This was a heady week for those of us who have dreamed immigration reform dreams for the last thirteen years. Here were my five takeaways from the news on reform which seemed to be breaking almost hourly since last Friday:
1. This thing is moving fast (for now). Immigrant rights supporters better awake from their post-holiday slumber because the next five months are going to be this decade’s critical showdown on comprehensive reform. The first hearing on reform will take place in February. A Senate bill is likely in early March. If there is no Senate bill by then, expect the Obama folks to push their own legislation. A vote will occur before the August recess, maybe even by the Fourth of July.
2. Conservatives are scared of the growing Latino and Asian vote.
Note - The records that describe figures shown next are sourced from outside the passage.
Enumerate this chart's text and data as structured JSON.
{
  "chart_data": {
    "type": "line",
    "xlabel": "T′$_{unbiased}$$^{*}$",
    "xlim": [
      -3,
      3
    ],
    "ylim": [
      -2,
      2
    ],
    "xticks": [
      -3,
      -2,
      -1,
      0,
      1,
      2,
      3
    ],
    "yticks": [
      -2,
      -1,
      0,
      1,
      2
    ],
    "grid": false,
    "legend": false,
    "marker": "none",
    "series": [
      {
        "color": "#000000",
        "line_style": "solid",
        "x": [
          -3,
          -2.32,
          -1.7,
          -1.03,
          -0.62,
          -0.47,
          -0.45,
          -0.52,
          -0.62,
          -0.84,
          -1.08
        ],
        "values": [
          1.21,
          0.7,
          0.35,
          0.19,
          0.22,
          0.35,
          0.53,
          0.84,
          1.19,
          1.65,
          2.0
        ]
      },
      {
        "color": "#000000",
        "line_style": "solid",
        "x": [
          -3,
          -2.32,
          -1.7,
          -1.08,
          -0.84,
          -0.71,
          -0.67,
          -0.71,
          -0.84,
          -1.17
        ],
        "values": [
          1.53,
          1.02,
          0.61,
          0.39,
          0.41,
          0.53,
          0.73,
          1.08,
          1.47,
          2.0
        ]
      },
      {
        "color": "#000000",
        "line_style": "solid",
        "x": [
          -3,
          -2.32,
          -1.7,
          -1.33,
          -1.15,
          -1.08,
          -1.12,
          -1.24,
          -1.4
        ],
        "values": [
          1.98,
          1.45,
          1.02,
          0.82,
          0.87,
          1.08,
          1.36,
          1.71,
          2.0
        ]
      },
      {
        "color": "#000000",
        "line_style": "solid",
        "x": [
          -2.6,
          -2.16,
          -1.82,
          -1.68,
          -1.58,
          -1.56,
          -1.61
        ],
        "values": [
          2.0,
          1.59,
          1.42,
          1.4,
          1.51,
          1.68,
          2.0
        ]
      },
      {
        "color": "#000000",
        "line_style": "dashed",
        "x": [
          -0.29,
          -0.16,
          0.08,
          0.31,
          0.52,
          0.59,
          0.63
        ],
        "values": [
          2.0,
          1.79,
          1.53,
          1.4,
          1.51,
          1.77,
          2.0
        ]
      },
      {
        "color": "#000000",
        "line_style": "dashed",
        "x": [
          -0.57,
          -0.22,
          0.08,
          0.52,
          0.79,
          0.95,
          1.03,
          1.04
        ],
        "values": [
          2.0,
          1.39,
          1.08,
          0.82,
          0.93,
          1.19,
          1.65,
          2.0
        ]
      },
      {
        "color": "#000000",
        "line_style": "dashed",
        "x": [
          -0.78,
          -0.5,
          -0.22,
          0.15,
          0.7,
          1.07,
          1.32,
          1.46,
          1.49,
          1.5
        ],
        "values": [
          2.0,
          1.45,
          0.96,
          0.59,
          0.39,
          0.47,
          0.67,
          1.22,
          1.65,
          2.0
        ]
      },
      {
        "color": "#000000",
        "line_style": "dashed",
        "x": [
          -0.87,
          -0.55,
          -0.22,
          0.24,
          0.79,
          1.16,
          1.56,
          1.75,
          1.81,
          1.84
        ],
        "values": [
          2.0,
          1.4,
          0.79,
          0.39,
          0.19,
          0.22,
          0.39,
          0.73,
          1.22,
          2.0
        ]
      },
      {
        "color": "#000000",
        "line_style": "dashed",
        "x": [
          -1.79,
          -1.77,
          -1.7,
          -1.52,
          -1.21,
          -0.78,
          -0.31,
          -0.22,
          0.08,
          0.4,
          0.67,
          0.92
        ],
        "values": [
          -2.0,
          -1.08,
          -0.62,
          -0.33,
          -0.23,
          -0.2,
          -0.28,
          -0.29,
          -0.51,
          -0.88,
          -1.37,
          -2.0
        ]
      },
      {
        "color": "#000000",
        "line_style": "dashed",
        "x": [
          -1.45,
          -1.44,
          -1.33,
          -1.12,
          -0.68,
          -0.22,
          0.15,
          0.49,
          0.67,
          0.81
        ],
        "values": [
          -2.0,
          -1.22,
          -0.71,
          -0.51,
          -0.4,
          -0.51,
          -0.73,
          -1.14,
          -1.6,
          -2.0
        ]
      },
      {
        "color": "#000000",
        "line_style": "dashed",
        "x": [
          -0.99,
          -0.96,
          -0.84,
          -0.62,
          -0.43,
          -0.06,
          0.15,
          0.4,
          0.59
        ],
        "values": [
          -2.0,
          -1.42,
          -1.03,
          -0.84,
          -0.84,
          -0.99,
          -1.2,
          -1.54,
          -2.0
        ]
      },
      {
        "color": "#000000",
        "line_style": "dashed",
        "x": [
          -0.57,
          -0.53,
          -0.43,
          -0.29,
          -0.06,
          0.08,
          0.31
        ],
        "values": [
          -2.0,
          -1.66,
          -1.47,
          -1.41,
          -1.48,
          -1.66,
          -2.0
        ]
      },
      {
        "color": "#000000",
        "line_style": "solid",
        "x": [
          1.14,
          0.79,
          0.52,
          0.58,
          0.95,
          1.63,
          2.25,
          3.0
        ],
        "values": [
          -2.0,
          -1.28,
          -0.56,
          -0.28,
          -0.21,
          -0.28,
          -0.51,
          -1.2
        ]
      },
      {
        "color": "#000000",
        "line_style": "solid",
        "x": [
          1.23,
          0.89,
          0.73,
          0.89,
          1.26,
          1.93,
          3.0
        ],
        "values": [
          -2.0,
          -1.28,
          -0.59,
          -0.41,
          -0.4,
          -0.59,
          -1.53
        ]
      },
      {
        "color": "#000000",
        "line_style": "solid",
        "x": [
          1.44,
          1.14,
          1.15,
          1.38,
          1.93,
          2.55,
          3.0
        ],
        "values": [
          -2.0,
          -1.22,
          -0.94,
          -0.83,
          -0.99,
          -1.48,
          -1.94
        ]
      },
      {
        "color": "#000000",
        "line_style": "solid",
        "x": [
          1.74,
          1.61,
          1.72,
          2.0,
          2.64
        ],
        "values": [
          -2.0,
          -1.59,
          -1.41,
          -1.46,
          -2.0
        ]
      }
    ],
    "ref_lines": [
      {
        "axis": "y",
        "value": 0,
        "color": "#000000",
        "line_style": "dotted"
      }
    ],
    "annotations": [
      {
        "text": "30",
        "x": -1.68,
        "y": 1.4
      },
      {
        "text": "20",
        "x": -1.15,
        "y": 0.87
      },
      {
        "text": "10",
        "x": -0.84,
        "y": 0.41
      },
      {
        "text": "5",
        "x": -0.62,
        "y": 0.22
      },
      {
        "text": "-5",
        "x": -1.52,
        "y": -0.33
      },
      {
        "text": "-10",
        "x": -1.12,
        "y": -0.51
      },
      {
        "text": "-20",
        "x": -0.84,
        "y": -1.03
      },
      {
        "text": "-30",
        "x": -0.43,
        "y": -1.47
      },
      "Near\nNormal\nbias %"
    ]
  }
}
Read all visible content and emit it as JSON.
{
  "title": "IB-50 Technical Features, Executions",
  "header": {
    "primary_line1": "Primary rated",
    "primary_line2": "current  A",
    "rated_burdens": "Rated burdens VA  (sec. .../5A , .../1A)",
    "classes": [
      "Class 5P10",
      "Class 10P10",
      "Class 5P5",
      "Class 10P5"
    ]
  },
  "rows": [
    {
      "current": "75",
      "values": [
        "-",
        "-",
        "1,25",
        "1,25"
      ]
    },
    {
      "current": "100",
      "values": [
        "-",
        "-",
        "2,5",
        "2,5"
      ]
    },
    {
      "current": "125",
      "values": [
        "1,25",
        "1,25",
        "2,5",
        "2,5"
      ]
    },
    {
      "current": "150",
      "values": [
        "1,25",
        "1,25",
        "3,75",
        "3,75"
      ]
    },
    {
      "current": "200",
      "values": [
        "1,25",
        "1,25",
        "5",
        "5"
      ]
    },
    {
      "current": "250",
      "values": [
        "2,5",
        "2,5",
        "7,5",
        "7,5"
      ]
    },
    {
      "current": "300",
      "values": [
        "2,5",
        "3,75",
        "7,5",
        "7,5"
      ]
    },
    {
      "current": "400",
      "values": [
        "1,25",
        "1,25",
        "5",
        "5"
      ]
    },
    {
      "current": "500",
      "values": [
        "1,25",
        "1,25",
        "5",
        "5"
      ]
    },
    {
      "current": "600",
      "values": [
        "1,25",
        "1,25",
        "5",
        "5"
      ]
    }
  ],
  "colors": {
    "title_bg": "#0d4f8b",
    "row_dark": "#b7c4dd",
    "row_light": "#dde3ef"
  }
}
One of the most striking things about the reform push this week is how muted the anti-immigrant chorus in Congress has been. Apart from some folks on the radical fringe, almost no one has attacked the Senate proposal which is arguably more liberal than the 2007 “Grand Compromise” backed by President Bush that so many conservatives prided themselves on destroying.
3. Marco Rubio’s support is an asset. Many of my friends are angry at having Rubio as an ally, for obvious reasons. However, we need to pick up as many as ten Republicans in the Senate and two dozen in the House. Rubio, who is on the far right of his party’s Senate caucus provides more moderate legislators cover from fire from the Tea Party.
4. The House of Representatives is still dysfunctional on immigration- The rumor is that the House has a counterpart to the Senate’s Gang of Eight, but no one knows who they are. That means that any deal making that is going on is being done totally in secret and trial balloons are not being floated to stakeholders. Hence, the House could come out with a “compromise” that is so flawed that it will get whacked like a piñata at a five-year-old’s birthday party.
5. A young community organizer told me Monday that if we don’t get immigration reform now, we can always try again in the second term of the next Democratic president. 2021 anyone? Choosing not to push now means we are relegating millions of undocumented immigrants to lives of misery for eight more years.